Almost a year ago, the agency also revamped the Medicare Shared Savings Program, the largest value-based payment program with 561 accountable care organizations (ACOs)  treating 10.5 million beneficiaries as of January 2018. New program rules require ACOs to assume downside risk sooner in exchange for more billing and reporting flexibilities.

“This means that the ACOs in the program will have a better chance of producing positive results for patients. CMS is on track to generate $2.9 billion in savings over ten years from the program redesign,” Verma said in her speech to hospital leaders.

CMS plans to take a similar approach to other value-based payment programs, she added.

“CMS’s focus over the next year will be to consider how we can provide even more flexibility to providers taking on risk with new waivers,” she said. The agency intends for the waivers to encourage greater participation in risk-heavy models.

Participation in value-based care models with downside financial risk is lagging. Only a third of ACO contracts included downside risk provisions by 2018, a recent Dartmouth analysis found. Another study of hospital finance executives also found that risk-based contracts are still one to three years away for most organizations.

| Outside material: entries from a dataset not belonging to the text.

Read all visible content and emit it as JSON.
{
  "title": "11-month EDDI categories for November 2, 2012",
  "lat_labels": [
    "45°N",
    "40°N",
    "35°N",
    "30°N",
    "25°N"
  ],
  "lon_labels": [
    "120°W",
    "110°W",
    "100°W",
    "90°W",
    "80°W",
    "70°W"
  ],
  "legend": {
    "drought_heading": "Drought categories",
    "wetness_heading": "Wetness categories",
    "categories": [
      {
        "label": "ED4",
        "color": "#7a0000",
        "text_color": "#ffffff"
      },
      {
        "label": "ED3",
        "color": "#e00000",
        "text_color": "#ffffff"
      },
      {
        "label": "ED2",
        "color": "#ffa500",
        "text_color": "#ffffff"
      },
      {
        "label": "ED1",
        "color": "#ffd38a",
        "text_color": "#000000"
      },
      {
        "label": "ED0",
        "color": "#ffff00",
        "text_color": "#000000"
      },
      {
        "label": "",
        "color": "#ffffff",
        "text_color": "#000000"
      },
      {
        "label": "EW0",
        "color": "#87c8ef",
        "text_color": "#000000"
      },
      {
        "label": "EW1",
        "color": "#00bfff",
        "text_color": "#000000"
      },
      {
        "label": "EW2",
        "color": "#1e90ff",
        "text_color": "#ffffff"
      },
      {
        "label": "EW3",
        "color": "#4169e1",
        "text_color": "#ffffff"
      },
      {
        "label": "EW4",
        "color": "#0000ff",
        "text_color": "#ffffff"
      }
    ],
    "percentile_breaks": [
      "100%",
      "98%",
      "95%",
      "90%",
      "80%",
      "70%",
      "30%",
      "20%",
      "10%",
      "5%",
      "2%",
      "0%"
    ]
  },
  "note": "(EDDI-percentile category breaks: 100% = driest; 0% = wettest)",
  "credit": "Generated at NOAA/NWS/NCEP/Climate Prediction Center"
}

Hospitals should expect more value-based care models with downside financial risk across all types of payers and expect those models soon, Verma warned hospital leaders. CMS is already developing new value-based payment models for Medicaid, which now covers more individuals than Medicaid, and multi-payer arrangements that align value-based payment incentives across public and private payers, the CMS leader explained.

Through new value-based care models that hold providers financially accountable for care delivered, the agency anticipates the healthcare market to shift to a place in which value-based care is a standard payment policy. In that market, competition, price transparency, and value will bring down hospital spending while protecting the bottom line.

“Value-based payment under the Trump administration is the future, and our Administration is doing everything we can to accelerate the implementation of financial incentives to drive costs down and improve quality,” Verma said.